The Mexican peso crisis was a currency crisis sparked by the Mexican government's sudden devaluation of the peso against the U.S. dollar in December 1994, which became one of the first international financial crises ignited by capital flight.
During the 1994 presidential election, the incumbent administration embarked on expansionary fiscal and monetary policy. The Mexican treasury began issuing short-term debt instruments denominated in domestic currency with a guaranteed repayment in U.S. dollars, attracting foreign investors. Mexico enjoyed investor confidence and new access to international capital following its signing of the North American Free Trade Agreement (NAFTA). However, a violent uprising in the state of Chiapas, as well as the assassination of the presidential candidate Luis Donaldo Colosio, resulted in political instability, causing investors to place an increased risk premium on Mexican assets.

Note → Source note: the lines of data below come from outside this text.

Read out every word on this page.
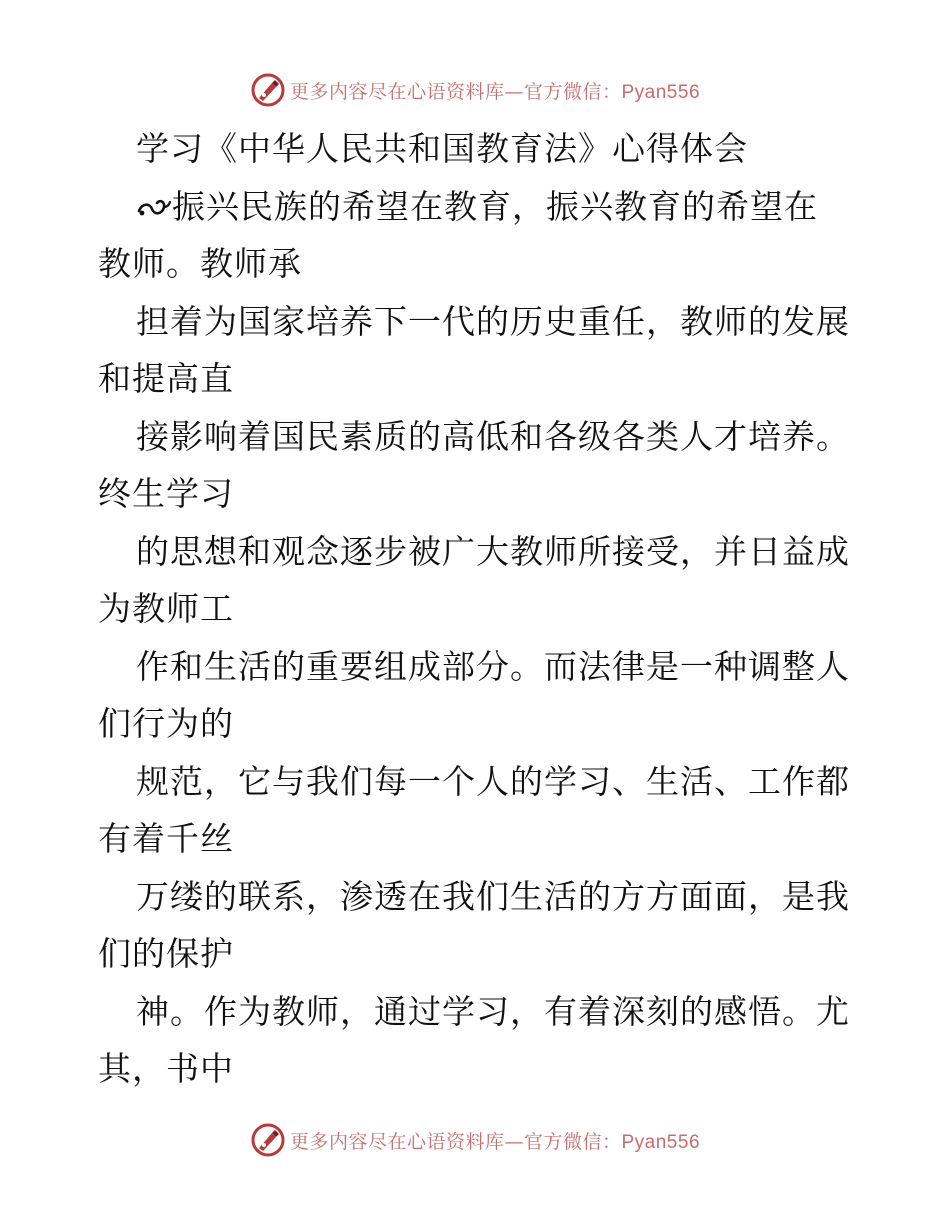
更多内容尽在心语资料库—官方微信：Pyan556
学习《中华人民共和国教育法》心得体会
振兴民族的希望在教育，振兴教育的希望在
教师。教师承
担着为国家培养下一代的历史重任，教师的发展
和提高直
接影响着国民素质的高低和各级各类人才培养。
终生学习
的思想和观念逐步被广大教师所接受，并日益成
为教师工
作和生活的重要组成部分。而法律是一种调整人
们行为的
规范，它与我们每一个人的学习、生活、工作都
有着千丝
万缕的联系，渗透在我们生活的方方面面，是我
们的保护
神。作为教师，通过学习，有着深刻的感悟。尤
其，书中
更多内容尽在心语资料库—官方微信：Pyan556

In response, the Mexican central bank intervened in the foreign exchange markets to maintain the Mexican peso's peg to the U.S. dollar by issuing dollar-denominated public debt to buy pesos. The peso's strength caused demand for imports to increase, resulting in a trade deficit. Speculators recognized an overvalued peso and capital began flowing out of Mexico to the United States, increasing downward market pressure on the peso. Under election pressures, Mexico purchased its own treasury securities to maintain its money supply and avert rising interest rates, drawing down the bank's dollar reserves. Supporting the money supply by buying more dollar-denominated debt while simultaneously honoring such debt depleted the bank's reserves by the end of 1994.